Sometimes old movies capture a city better than any modern film ever could. And this one — I think I’ve found the perfect film about New York in the late 1950s. It’s not a drama or noir, but a funny comedy that also immerses you in the everyday life of Americans 65 years ago, full of authentic details and textures of that era.

“The Apartment” (1960) is a lively, witty story about a clerk working in a massive open space office — yes, in 1960! — who rents out his apartment to his bosses in hopes of climbing the corporate ladder.

It’s the perfect mix of humor and the grayness of Manhattan office life at the end of the ’50s: endless rows of desks, identical suits, eternal Mondays — and one lonely man, Baxter. His job is the very symbol of the American corporate dream of that time, when a steady career at a company like Consolidated Life Assurance seemed like the ultimate success.
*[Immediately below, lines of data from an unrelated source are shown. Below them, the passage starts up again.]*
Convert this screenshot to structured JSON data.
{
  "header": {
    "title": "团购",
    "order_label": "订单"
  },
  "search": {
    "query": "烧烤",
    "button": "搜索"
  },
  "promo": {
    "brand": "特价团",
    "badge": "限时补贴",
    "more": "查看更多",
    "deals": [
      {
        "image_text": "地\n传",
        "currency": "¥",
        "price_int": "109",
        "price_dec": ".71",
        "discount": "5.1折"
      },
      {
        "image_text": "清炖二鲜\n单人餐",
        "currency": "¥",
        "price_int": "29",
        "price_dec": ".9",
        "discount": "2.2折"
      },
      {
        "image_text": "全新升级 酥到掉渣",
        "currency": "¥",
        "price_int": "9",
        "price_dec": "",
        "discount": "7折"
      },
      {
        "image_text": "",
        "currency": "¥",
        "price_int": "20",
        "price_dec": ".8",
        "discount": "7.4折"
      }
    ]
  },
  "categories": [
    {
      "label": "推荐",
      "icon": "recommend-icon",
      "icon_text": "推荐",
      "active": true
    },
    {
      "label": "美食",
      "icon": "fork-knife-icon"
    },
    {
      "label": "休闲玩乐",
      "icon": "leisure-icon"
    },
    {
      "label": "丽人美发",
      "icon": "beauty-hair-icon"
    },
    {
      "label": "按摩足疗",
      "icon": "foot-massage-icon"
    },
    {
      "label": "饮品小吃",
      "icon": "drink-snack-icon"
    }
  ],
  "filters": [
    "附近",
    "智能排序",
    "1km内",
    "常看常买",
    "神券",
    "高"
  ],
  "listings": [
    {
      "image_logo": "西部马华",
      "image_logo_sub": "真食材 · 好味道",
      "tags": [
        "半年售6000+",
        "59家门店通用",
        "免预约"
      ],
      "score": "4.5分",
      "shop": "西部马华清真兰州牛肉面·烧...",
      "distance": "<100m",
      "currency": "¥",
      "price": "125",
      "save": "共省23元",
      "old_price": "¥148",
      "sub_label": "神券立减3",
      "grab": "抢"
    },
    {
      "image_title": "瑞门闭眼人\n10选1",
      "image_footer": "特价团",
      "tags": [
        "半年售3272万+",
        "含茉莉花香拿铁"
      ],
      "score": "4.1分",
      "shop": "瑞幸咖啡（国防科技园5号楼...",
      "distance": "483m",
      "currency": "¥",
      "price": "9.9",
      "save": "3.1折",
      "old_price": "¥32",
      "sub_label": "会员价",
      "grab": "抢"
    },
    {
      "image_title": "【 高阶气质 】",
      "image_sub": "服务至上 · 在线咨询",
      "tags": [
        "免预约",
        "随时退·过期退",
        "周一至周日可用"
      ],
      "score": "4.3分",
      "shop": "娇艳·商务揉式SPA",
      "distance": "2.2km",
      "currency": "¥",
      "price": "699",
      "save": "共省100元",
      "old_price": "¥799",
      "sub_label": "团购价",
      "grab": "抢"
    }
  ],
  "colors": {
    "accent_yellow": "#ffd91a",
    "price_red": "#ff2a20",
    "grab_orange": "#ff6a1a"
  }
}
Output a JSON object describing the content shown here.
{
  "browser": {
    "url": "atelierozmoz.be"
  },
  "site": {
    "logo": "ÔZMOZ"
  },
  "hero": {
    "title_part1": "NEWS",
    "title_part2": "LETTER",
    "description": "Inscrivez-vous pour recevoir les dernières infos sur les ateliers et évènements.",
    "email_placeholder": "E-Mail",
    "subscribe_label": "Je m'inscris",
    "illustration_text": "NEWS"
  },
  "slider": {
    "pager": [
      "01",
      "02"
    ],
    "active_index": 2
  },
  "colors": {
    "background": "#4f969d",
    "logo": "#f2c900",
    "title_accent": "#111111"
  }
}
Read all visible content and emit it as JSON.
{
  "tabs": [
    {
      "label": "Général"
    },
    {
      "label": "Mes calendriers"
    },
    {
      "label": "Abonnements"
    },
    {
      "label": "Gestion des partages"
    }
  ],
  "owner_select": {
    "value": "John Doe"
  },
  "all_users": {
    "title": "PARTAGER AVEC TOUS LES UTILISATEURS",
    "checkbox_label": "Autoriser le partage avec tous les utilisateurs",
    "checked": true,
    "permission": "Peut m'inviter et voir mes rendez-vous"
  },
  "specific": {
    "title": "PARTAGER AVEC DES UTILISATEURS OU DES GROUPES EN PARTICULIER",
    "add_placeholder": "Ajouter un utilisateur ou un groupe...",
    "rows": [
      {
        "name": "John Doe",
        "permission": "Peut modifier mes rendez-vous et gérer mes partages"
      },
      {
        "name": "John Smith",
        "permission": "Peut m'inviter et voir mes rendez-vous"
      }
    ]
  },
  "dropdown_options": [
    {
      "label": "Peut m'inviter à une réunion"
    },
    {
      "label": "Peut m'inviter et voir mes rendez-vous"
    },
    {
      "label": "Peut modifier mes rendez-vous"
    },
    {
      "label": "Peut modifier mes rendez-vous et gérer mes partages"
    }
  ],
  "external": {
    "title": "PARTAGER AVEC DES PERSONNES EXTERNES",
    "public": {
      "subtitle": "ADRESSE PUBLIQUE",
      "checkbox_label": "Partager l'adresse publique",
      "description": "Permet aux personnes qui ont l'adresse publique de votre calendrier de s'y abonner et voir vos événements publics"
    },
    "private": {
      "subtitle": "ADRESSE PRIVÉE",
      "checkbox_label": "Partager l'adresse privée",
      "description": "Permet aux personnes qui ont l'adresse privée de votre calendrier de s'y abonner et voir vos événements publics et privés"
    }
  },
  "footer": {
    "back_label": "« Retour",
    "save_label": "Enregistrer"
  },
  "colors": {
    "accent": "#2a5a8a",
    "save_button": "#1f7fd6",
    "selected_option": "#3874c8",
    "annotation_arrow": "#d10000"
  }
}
A Real Skyscraper, A Real Era

The film’s main setting is a very real building — 2 Broadway, completed in 1959, just a year before the movie came out. It was one of the first New York skyscrapers built in the International Style, featuring open floor plans without walls — a forerunner of all future open space offices.

If you’ve been to New York, you might recognize it: it stands next to Bowling Green, near the famous Charging Bull sculpture and the National Museum of the American Indian (the former Custom House).
That’s the building you can see in the photo for this post.

Where the Main Character Lived

Baxter’s apartment was located on the Upper West Side, on West 67th Street, between Central Park West and Columbus Avenue — a neighborhood where many young office workers lived back in the ’50s and ’60s.

“The Apartment” (1960) — the Best Movie About 1950s New York

It’s a classic one-bedroom apartment: a tiny living room with a sofa and a fold-down bed, a small kitchen, and a view of the brick building across the street.

The vibe is what you’d call “honest pre-gentrification Manhattan” — peeling wallpaper, thin walls, noisy neighbors, and a radio instead of a television.

In the movie, Baxter pays $85 a month for rent — about a quarter of a clerk’s monthly salary at the time. In 1960, that was considered pricey but fair for a single man in a decent neighborhood.

Adjusted for today, that’s roughly $900–$1,000 a month — which sounds almost like a joke for New York in 2025.

Director Billy Wilder deliberately chose the Upper West Side and this kind of sterile office space to show a man who seems to “have made it” but lives in solitude and routine. Baxter’s apartment reflects a person who has reached the Manhattan of his dreams — but not yet his own dream.